Dossier Rencontres anuelles

Synthèse de la session 2014 sur les Technosciences

Dimanche 23 Novembre 2014 – L’homme et les technosciences – 89ème session

Christophe Fourel, pilote de la session, économiste au ministère des Affaires sociales et de la Santé, Jérôme Vignon président des Semaines sociales de France et Nathalie Sarthou-Lajus philosophe et rédactrice en chef adjointe de la revue Études.

Christophe FOUREL

En guise de mots conclusifs, je vous propose une courte réflexion qui m’a été inspirée au fil de ces trois jours de participation et d’implication à cette session. Cette réflexion se veut une invitation à la vigilance pour que puisse perdurer notre émerveillement devant nos facultés humaines. Car nous en sommes tout d’abord émerveillés. J’ai donc articulé cette courte réflexion autour de quatre mots abondamment utilisés ces derniers jours : les mots intelligence, accélération, idéologie et critique.

Intelligence

Ce mot a traversé de part en part nos échanges et nos réflexions. Souvent en effet, il a été question de systèmes intelligents, de machines intelligentes, de maisons intelligentes, d’intelligence artificielle. Jusqu’au mot anglais smart qui est d’ailleurs le titre du livre de Frédéric Martel et qui se loge aussi dans nos poches sous la forme de smartphone.
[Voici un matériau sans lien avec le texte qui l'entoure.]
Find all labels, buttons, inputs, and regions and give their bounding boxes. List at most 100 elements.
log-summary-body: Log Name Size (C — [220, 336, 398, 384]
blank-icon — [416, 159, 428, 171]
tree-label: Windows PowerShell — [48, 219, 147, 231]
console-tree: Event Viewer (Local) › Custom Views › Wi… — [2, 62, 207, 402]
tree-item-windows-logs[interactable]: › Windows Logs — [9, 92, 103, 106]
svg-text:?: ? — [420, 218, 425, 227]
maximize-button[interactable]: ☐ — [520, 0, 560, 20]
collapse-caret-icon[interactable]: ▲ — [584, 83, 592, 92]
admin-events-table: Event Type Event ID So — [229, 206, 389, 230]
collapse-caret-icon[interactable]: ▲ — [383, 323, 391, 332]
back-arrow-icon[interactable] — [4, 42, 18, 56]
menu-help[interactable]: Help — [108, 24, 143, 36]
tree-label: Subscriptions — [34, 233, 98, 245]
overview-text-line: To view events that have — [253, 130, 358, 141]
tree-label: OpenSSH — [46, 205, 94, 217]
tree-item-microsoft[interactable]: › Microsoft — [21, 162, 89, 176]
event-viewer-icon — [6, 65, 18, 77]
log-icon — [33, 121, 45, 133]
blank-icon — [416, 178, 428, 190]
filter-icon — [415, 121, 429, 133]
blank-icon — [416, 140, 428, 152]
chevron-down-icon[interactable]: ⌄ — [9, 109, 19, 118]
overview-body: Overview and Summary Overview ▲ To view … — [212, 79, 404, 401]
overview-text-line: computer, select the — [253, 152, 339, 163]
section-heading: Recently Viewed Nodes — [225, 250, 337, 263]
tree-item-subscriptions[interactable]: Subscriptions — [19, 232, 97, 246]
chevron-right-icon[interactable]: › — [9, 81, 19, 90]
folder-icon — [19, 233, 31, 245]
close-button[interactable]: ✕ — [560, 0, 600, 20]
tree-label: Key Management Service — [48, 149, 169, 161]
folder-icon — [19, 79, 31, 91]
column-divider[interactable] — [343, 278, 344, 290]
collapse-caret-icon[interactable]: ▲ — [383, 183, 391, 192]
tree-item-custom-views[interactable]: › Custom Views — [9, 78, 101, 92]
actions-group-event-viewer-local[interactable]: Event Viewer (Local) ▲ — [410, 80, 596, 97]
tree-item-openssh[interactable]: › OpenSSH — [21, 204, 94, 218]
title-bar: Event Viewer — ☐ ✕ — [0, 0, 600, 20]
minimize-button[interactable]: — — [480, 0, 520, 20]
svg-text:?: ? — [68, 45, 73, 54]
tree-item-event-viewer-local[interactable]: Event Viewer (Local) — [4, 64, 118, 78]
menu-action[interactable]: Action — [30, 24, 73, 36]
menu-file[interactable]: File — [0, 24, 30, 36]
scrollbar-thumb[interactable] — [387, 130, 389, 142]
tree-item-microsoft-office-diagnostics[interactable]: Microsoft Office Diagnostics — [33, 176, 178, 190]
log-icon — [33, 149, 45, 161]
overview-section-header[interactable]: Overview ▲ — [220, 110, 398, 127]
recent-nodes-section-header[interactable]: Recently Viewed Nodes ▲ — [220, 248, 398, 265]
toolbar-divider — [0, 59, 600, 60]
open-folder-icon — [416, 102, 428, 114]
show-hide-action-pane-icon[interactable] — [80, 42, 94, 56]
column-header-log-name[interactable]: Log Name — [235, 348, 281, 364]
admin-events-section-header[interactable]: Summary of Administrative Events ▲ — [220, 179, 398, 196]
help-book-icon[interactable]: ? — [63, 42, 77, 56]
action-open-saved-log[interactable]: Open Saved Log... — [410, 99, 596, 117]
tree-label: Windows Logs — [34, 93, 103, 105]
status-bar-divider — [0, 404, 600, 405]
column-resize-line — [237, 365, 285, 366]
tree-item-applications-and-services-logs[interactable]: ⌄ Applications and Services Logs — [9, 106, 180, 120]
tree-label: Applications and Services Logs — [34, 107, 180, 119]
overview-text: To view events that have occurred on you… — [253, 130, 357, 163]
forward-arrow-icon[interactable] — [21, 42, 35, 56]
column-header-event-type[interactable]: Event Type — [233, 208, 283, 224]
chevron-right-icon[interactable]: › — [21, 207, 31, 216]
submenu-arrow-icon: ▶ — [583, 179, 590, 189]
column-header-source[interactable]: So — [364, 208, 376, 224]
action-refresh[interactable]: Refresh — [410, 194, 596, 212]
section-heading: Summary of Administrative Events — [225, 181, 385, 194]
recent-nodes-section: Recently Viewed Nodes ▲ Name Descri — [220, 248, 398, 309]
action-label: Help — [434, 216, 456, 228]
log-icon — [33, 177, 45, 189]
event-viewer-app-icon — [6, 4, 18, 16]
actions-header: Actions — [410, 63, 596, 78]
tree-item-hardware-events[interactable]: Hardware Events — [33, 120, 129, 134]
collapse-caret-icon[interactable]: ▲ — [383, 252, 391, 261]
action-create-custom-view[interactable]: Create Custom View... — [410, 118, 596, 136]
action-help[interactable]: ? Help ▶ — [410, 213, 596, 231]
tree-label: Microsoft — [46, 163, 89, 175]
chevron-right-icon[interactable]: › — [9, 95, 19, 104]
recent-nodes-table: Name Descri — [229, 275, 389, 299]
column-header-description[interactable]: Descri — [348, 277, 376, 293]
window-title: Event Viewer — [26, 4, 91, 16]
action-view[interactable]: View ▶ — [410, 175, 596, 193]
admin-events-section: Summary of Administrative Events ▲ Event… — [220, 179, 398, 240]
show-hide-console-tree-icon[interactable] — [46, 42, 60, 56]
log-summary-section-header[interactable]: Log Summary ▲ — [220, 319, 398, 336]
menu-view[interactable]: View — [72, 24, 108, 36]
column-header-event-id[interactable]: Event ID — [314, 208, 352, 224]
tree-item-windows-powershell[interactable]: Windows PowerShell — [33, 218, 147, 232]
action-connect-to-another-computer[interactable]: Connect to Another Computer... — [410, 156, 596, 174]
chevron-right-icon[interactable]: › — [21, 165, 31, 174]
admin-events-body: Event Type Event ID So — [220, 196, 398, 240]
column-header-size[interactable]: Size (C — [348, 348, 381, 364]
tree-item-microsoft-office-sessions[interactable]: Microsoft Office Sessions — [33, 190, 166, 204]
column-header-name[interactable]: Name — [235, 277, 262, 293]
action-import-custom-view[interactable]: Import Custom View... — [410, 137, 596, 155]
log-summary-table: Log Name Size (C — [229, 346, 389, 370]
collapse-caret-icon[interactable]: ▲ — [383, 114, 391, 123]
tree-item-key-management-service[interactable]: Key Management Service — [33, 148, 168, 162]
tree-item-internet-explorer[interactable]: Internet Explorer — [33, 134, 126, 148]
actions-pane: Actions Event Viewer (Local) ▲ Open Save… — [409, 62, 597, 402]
Mais de quelle « intelligence » parlons-nous ? N’y a-t-il pas un certain dévoiement du mot « intelligence » ? N’avons-nous pas tendance à oublier que l’intelligence est inséparable de la vie affective : de nos besoins, de nos désirs, de nos craintes, de nos espoirs, de nos sentiments, de nos émotions ? En leur absence, la faculté de juger, celle d’anticiper, celle d’interpréter ou encore celle d’ordonner fait défaut. Il ne reste alors que la faculté d’analyse, de calcul et de mémorisation : c’est-à-dire l’intelligence-machine. Le développement des connaissances technoscientifiques, cristallisées dans la machinerie du capital, a-t-il véritablement engendré une société de l’intelligence ? Il me semble que la grande majorité de nos concitoyens connaît de plus en plus de choses, mais en sait et en comprend de moins en moins. Il y a donc là un défi.

Accélération

Le titre du livre très stimulant de Pierre, La Transition fulgurante est très évocateur à ce sujet. Nous vivons dans un temps tellement rapide que nous ne sommes plus en capacité de vivre les évolutions qui perturbent nos systèmes d’analyse, nos systèmes de valeur et donc notre capacité à nous orienter. La technoscience produit un monde qui dépasse et contrarie le corps humain par les conduites qu’il en exige, par l’accélération et l’intensification des réactions qu’il sollicite. Les humains semblent être devenus des « goulots d’étranglement » pour la circulation et le traitement des informations et des connaissances. Ce qui conduit à évoquer la sombre perspective d’un homme devenu obsolète ! Cette perspective fait dire au philosophe Harmunt Rosa : « L’accélération sociale mène à des formes d’aliénation sociale sévères et observables empiriquement qui peuvent être vues comme le principal obstacle à la réalisation de la conception moderne d’une « vie bonne ». »

Idéologie

C’est bien cette idée de l’obsolescence de l’homme que porte en elle l’idéologie du posthumanisme. Cette idéologie prospère dans un contexte où des masses financières colossales sont en jeu. L’influence des multinationales et des oligopoles du numérique sur le progrès techno-scientifique est considérable. Il me semble que le projet posthumaniste considère que l’évolution biologique de l’homme est une impasse et que le développement de l’intelligence sur une base technologique est imposé par la loi de l’évolution.